Hazelton’s little jewel-like eyes were blurred with unwonted sentiment. “I am a king in exile,” he muttered over and over. “A king in exile,” he repeated. This sentimental simile seemed to be a well of bitter comfort for him.

This story should end here, for stories should end like this, on the high note; but life is different. Hazelton was a man with a bad liver, and he got no joy from his sacrifice. Moreover, in real life one seldom fights a decisive battle with one’s lower nature. One goes on fighting; it dies hard when it dies at all. There are the high moments when one thinks the battle won, and the next day the enemy attacks again, with the battle to be fought over.

Hazelton had formed the habit of cursing fate and De Vilmarte, and, to revenge himself, of threatening De Vilmarte’s exposure, and he continued to do these things. And De Vilmarte let his mind stray far in contemplating Hazelton’s possible vileness, and in doing this he himself became vile. What he could not recognize was the definite place where Hazelton’s vileness stopped. His life was like a fair fruit rotten within.

It was the summer of 1914, and Hazelton, whose drunkenness before had been occasional, now drank always, and forever in the background of De Vilmarte’s mind was this powerful figure with its red face and black hair and truculent bearing, drunken and obscene, who carried in his careless hand the honor of the De Vilmartes. At any moment Hazelton could rob Raoul of his pride, embitter his mother’s last hours, and make him the laughing stock of his world. Raoul became like an entrapped animal running around and around the implacable barriers of a cage. It is a terrible thing to have one’s honor in the hands of another.
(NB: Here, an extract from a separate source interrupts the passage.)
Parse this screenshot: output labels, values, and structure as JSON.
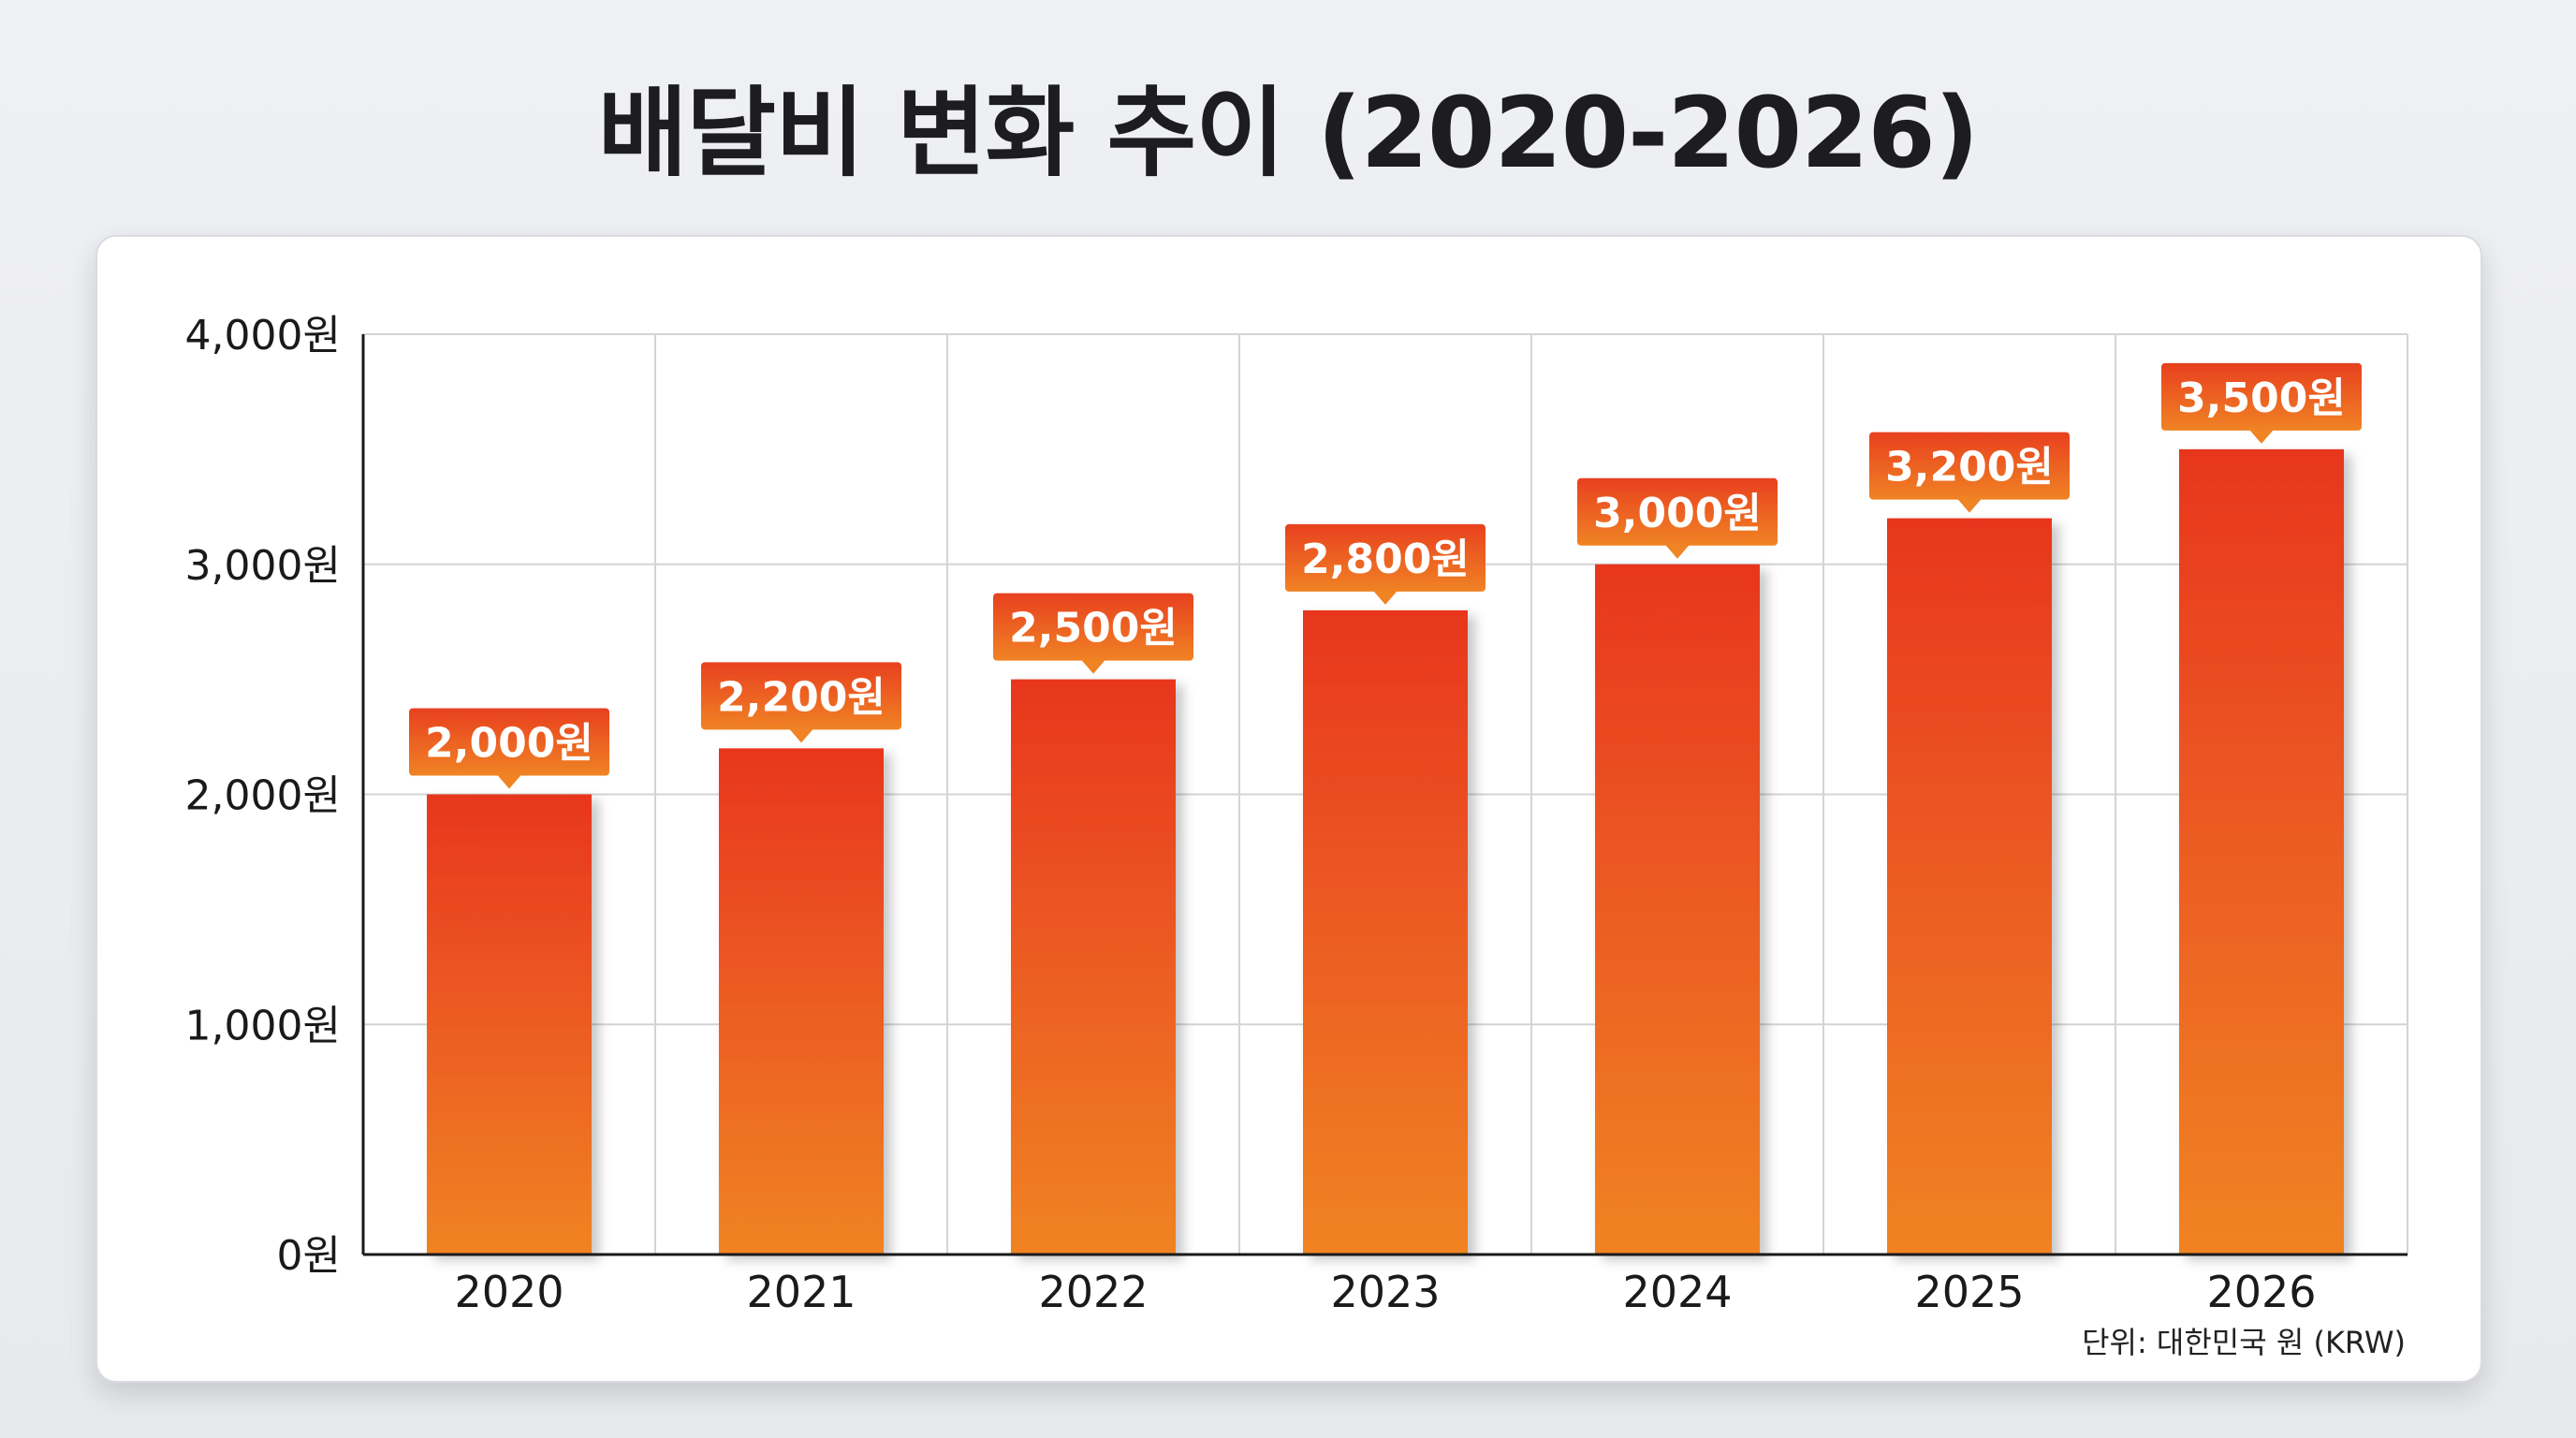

He thought of everything that might end this torment, and he found no answer. Madness grew in him. Wherever Raoul de la Tour de Vilmarte went, there followed him unseen a shadow, swart, dark, and red-faced. It followed him, mouthing, “Ra-o-u-l—Ra-o-u-l!” like a cat. “Ra-o-u-l! Ra-o-u-l!” from morning till night. When De Vilmarte was at a table in a café a huge and mocking shadow sat beside him, and it said, wagging its head in a horrid fashion, “There’s death in our little drama, hein, mon vieux?”

The fate that had made their interests one, bound them together. They sought each other out to spend strange and tortured hours in each other’s company, while in the depths of Raoul’s heart a plan to end the torture was coming to its own slow maturity, and grew large and dark during the hot days of July. He could not continue to live. The burden of his secret weighed him down. Nor could he leave Hazelton behind him, the honor of the De Vilmartes in his hands.

The bloody answer to the riddle leaped out at him. Hazelton’s death—that was the answer. Then De Vilmarte could depart in peace. For two mad, happy days he saw life simply. First Hazelton, then himself.

One day he stopped short, for he realized he could not go until his mother—went. He must stay a while—until she died.

He had to wait until she died. He watched her, wondering if his endurance would outlast her life. He tried not to let her see him watching—for he knew there was madness in his eyes—and he would go out to find his dark shadow, for often it was less painful to be with him than away from him—he knew then what Hazelton was up to. He spent days in retracing the steps which had brought him to this desperate impasse. They had been easy, but he knew that weakness was at the bottom of it—perhaps, unless he did it now, he would never do it—perhaps an unworthy desire for life—and love—might hold back his hand.

So De Vilmarte lived his days and nights bound on the torturing pendulum of conflict.